The goal of this technique is improve quality so that the error rate is reduced to 0.3 parts per million. The Six Sigma philosophy has two broad aims: create an in-house capability for quality improvement and use that capability to analyse business processes to produce high-quality products with minimal variations. There are five well-defined steps on a Six Sigma project to spot and remove causes of variation in performance and find ways to control processes: define, measure, analyse, improve and control (DMAIC), In each step sophisticated statistical and qualitative problem-solving techniques are used. Six Sigma is best applied to high-volume processes where the consistency and quality of the products are crucial. On smaller projects the level of governance and statistical analysis it entails can become costly. It is often used once lean or process re-engineering techniques have been applied to remove some of the more fundamental forms of waste, as it works better in conjunction with other methods and tends to deliver its benefits over the longer term.
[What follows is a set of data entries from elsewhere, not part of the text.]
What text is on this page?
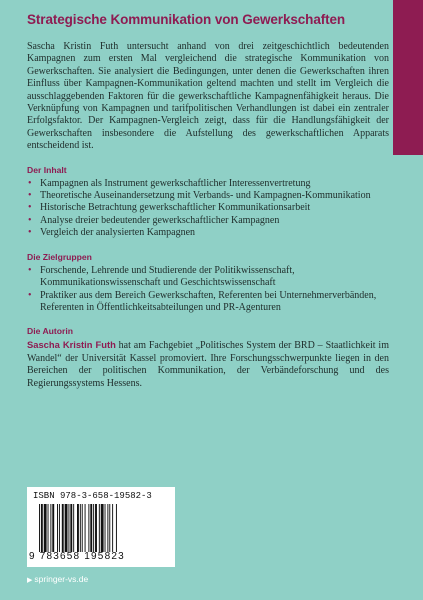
Strategische Kommunikation von Gewerkschaften

Sascha Kristin Futh untersucht anhand von drei zeitgeschichtlich bedeutenden Kampagnen zum ersten Mal vergleichend die strategische Kommunikation von Gewerkschaften. Sie analysiert die Bedingungen, unter denen die Gewerkschaften ihren Einfluss über Kampagnen-Kommunikation geltend machten und stellt im Vergleich die ausschlaggebenden Faktoren für die gewerkschaftliche Kampagnenfähigkeit heraus. Die Verknüpfung von Kampagnen und tarifpolitischen Verhandlungen ist dabei ein zentraler Erfolgsfaktor. Der Kampagnen-Vergleich zeigt, dass für die Handlungsfähigkeit der Gewerkschaften insbesondere die Aufstellung des gewerkschaftlichen Apparats entscheidend ist.

Der Inhalt
• Kampagnen als Instrument gewerkschaftlicher Interessenvertretung
• Theoretische Auseinandersetzung mit Verbands- und Kampagnen-Kommunikation
• Historische Betrachtung gewerkschaftlicher Kommunikationsarbeit
• Analyse dreier bedeutender gewerkschaftlicher Kampagnen
• Vergleich der analysierten Kampagnen
Die Zielgruppen
• Forschende, Lehrende und Studierende der Politikwissenschaft, Kommunikationswissenschaft und Geschichtswissenschaft
• Praktiker aus dem Bereich Gewerkschaften, Referenten bei Unternehmerverbänden, Referenten in Öffentlichkeitsabteilungen und PR-Agenturen
Die Autorin

Sascha Kristin Futh hat am Fachgebiet „Politisches System der BRD – Staatlichkeit im Wandel“ der Universität Kassel promoviert. Ihre Forschungsschwerpunkte liegen in den Bereichen der politischen Kommunikation, der Verbändeforschung und des Regierungssystems Hessens.

ISBN 978-3-658-19582-3
9 783658 195823
▶ springer-vs.de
The success of a Six Sigma project depends on having highly qualified practitioners. Firms aiming to develop this capability must invest significant time and money in training their staff. They also require a supportive management philosophy (IWAARDEN, T. VAN DER WIELE, B. DALE, R. WILLIAMS, & B. BERTSCH, 2008).
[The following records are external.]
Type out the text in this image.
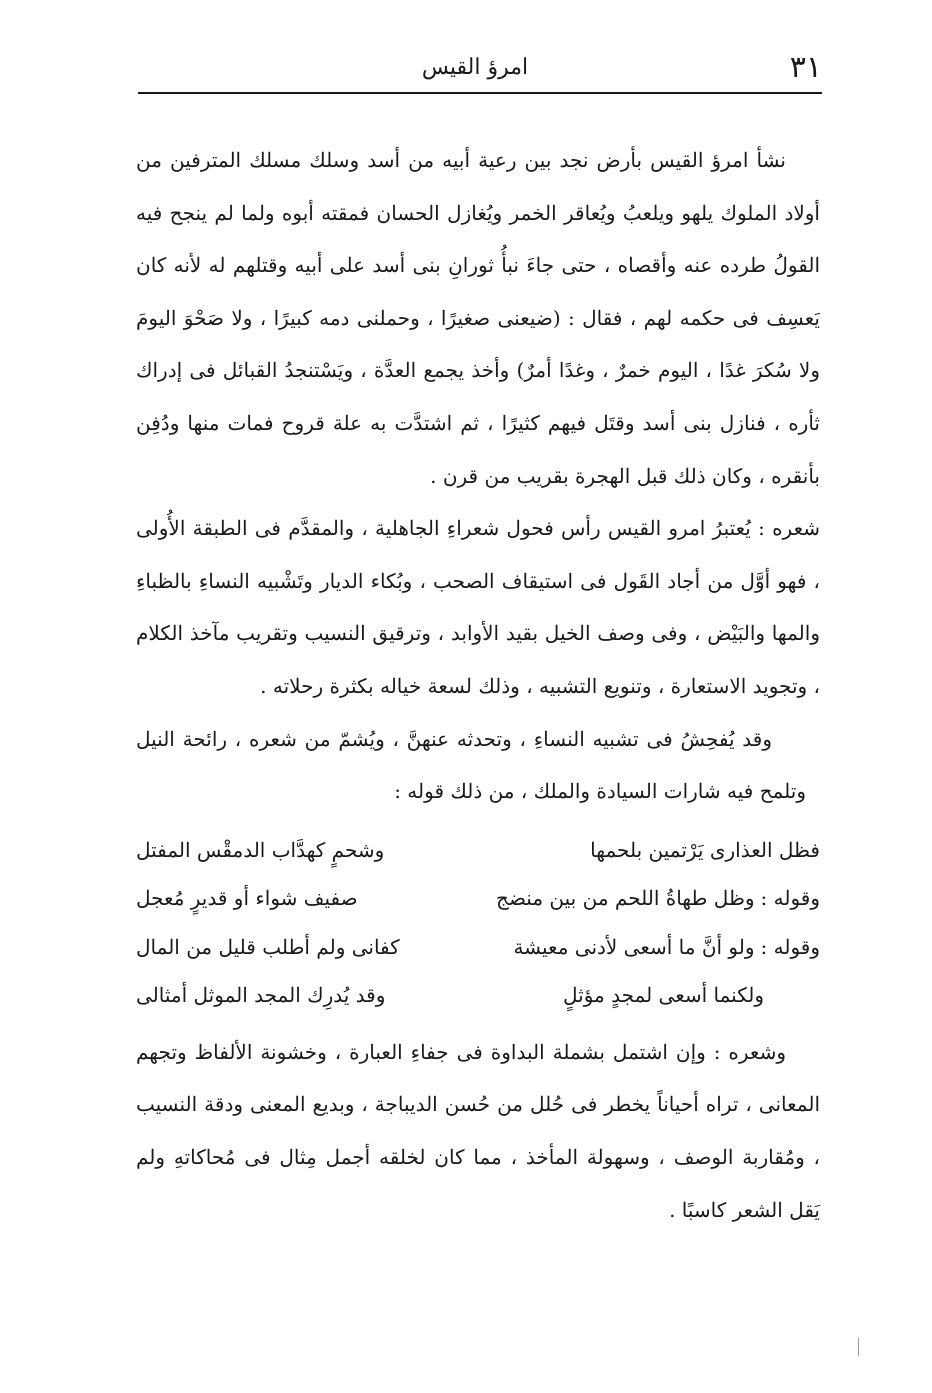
٣١
امرؤ القيس

نشأ امرؤ القيس بأرض نجد بين رعية أبيه من أسد وسلك مسلك المترفين من أولاد الملوك يلهو ويلعبُ ويُعاقر الخمر ويُغازل الحسان فمقته أبوه ولما لم ينجح فيه القولُ طرده عنه وأقصاه ، حتى جاءَ نبأُ ثورانِ بنى أسد على أبيه وقتلهم له لأنه كان يَعسِف فى حكمه لهم ، فقال : (ضيعنى صغيرًا ، وحملنى دمه كبيرًا ، ولا صَحْوَ اليومَ ولا سُكرَ غدًا ، اليوم خمرٌ ، وغدًا أمرٌ) وأخذ يجمع العدَّة ، ويَسْتنجدُ القبائل فى إدراك ثأره ، فنازل بنى أسد وقتَل فيهم كثيرًا ، ثم اشتدَّت به علة قروح فمات منها ودُفِن بأنقره ، وكان ذلك قبل الهجرة بقريب من قرن .

شعره : يُعتبرُ امرو القيس رأس فحول شعراءِ الجاهلية ، والمقدَّم فى الطبقة الأُولى ، فهو أوَّل من أجاد القَول فى استيقاف الصحب ، وبُكاء الديار وتَشْبيه النساءِ بالظباءِ والمها والبَيْض ، وفى وصف الخيل بقيد الأوابد ، وترقيق النسيب وتقريب مآخذ الكلام ، وتجويد الاستعارة ، وتنويع التشبيه ، وذلك لسعة خياله بكثرة رحلاته .

وقد يُفحِشُ فى تشبيه النساءِ ، وتحدثه عنهنَّ ، ويُشمّ من شعره ، رائحة النيل وتلمح فيه شارات السيادة والملك ، من ذلك قوله :

فظل العذارى يَرْتمين بلحمها
وشحمٍ كهدَّاب الدمقْس المفتل
وقوله :وظل طهاةُ اللحم من بين منضج
صفيف شواء أو قديرٍ مُعجل
وقوله :ولو أنَّ ما أسعى لأدنى معيشة
كفانى ولم أطلب قليل من المال
ولكنما أسعى لمجدٍ مؤثلٍ
وقد يُدرِك المجد الموثل أمثالى

وشعره : وإن اشتمل بشملة البداوة فى جفاءِ العبارة ، وخشونة الألفاظ وتجهم المعانى ، تراه أحياناً يخطر فى حُلل من حُسن الديباجة ، وبديع المعنى ودقة النسيب ، ومُقاربة الوصف ، وسهولة المأخذ ، مما كان لخلقه أجمل مِثال فى مُحاكاتهِ ولم يَقل الشعر كاسبًا .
It’s no surprise that Six Sigma widely used in the industry where producing high-tech goods for a large markets. Motorola successfully developed and applied the approach to mobile phone production. The technique has been applied in many other contexts, particularly high-volume processing businesses such as call centres.


The Total Quality management (TQM) is a business philosophy established by numbers of scientists and statisticians as (Ishikawa 1985, Deming 1986, Cordon 1995) in order to improve the production and meet customers’ requirements and satisfaction. The basic role in the TQM implementation is to change the organisation culture from the traditional production and profit oriented culture into quality and customer oriented culture. This is means changing in the management production strategies and plans, training programs, leadership and motivation strategy, competition strategy.
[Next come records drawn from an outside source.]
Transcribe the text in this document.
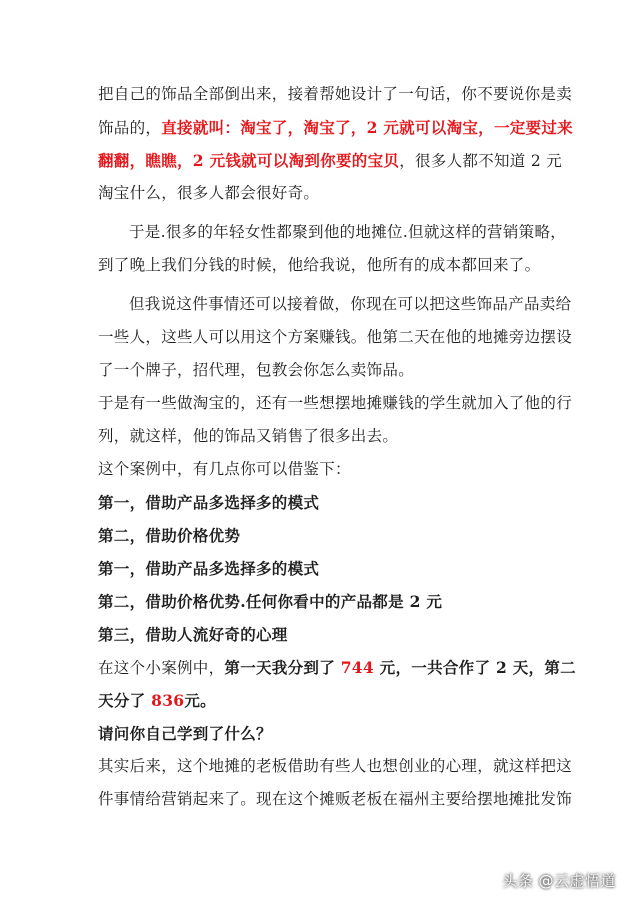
把自己的饰品全部倒出来，接着帮她设计了一句话，你不要说你是卖
饰品的，直接就叫：淘宝了，淘宝了，2 元就可以淘宝，一定要过来
翻翻，瞧瞧，2 元钱就可以淘到你要的宝贝，很多人都不知道 2 元
淘宝什么，很多人都会很好奇。
于是.很多的年轻女性都聚到他的地摊位.但就这样的营销策略，
到了晚上我们分钱的时候，他给我说，他所有的成本都回来了。
但我说这件事情还可以接着做，你现在可以把这些饰品产品卖给
一些人，这些人可以用这个方案赚钱。他第二天在他的地摊旁边摆设
了一个牌子，招代理，包教会你怎么卖饰品。
于是有一些做淘宝的，还有一些想摆地摊赚钱的学生就加入了他的行
列，就这样，他的饰品又销售了很多出去。
这个案例中，有几点你可以借鉴下：
第一，借助产品多选择多的模式
第二，借助价格优势
第一，借助产品多选择多的模式
第二，借助价格优势.任何你看中的产品都是 2 元
第三，借助人流好奇的心理
在这个小案例中，第一天我分到了 744 元，一共合作了 2 天，第二
天分了 836元。
请问你自己学到了什么？
其实后来，这个地摊的老板借助有些人也想创业的心理，就这样把这
件事情给营销起来了。现在这个摊贩老板在福州主要给摆地摊批发饰
头条 @云虚悟道
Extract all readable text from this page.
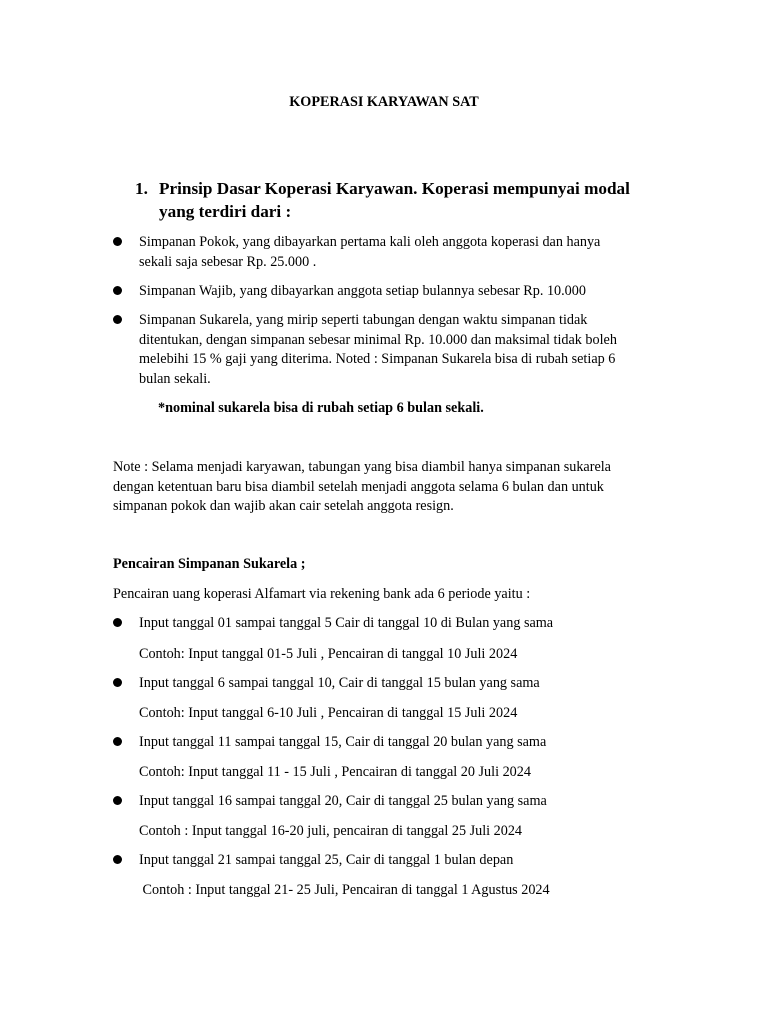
KOPERASI KARYAWAN SAT
1. Prinsip Dasar Koperasi Karyawan. Koperasi mempunyai modal
yang terdiri dari :
Simpanan Pokok, yang dibayarkan pertama kali oleh anggota koperasi dan hanya
sekali saja sebesar Rp. 25.000 .
Simpanan Wajib, yang dibayarkan anggota setiap bulannya sebesar Rp. 10.000
Simpanan Sukarela, yang mirip seperti tabungan dengan waktu simpanan tidak
ditentukan, dengan simpanan sebesar minimal Rp. 10.000 dan maksimal tidak boleh
melebihi 15 % gaji yang diterima. Noted : Simpanan Sukarela bisa di rubah setiap 6
bulan sekali.
*nominal sukarela bisa di rubah setiap 6 bulan sekali.
Note : Selama menjadi karyawan, tabungan yang bisa diambil hanya simpanan sukarela
dengan ketentuan baru bisa diambil setelah menjadi anggota selama 6 bulan dan untuk
simpanan pokok dan wajib akan cair setelah anggota resign.
Pencairan Simpanan Sukarela ;
Pencairan uang koperasi Alfamart via rekening bank ada 6 periode yaitu :
Input tanggal 01 sampai tanggal 5 Cair di tanggal 10 di Bulan yang sama
Contoh: Input tanggal 01-5 Juli , Pencairan di tanggal 10 Juli 2024
Input tanggal 6 sampai tanggal 10, Cair di tanggal 15 bulan yang sama
Contoh: Input tanggal 6-10 Juli , Pencairan di tanggal 15 Juli 2024
Input tanggal 11 sampai tanggal 15, Cair di tanggal 20 bulan yang sama
Contoh: Input tanggal 11 - 15 Juli , Pencairan di tanggal 20 Juli 2024
Input tanggal 16 sampai tanggal 20, Cair di tanggal 25 bulan yang sama
Contoh : Input tanggal 16-20 juli, pencairan di tanggal 25 Juli 2024
Input tanggal 21 sampai tanggal 25, Cair di tanggal 1 bulan depan
Contoh : Input tanggal 21- 25 Juli, Pencairan di tanggal 1 Agustus 2024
TQM is not just a quality plans or strategy needs to apply, it is a type of culture which required continuous improving, measuring, and fast feedback. As a traditional concept, there is a negative relationship between the productivity and the quality; however, the implementation of the TQM approaches and practices have a direct positive impact on the organisation performance as increasing the product quality, the customer satisfaction, and the employee’s productivity which reflect on the total profitability and the market share. The empirical studies approved that the implementation of the TQM approaches like just in time (JIT) affect positively the productivity of the plant.

Six Sigma considered as TQM approaches; however, Six Sigma nowadays is broadly wide used by the different organisation because it takes the financial perspective as well as the quality and productivity into consideration.

In the world globalization and free market economy, the company and organisation which needs to survive should contentious improve the quality of their offered products and services; concentrate on the customer requirements and satisfaction, leading and motivate the internal employees in order to increase the productivity and maximize the profitability.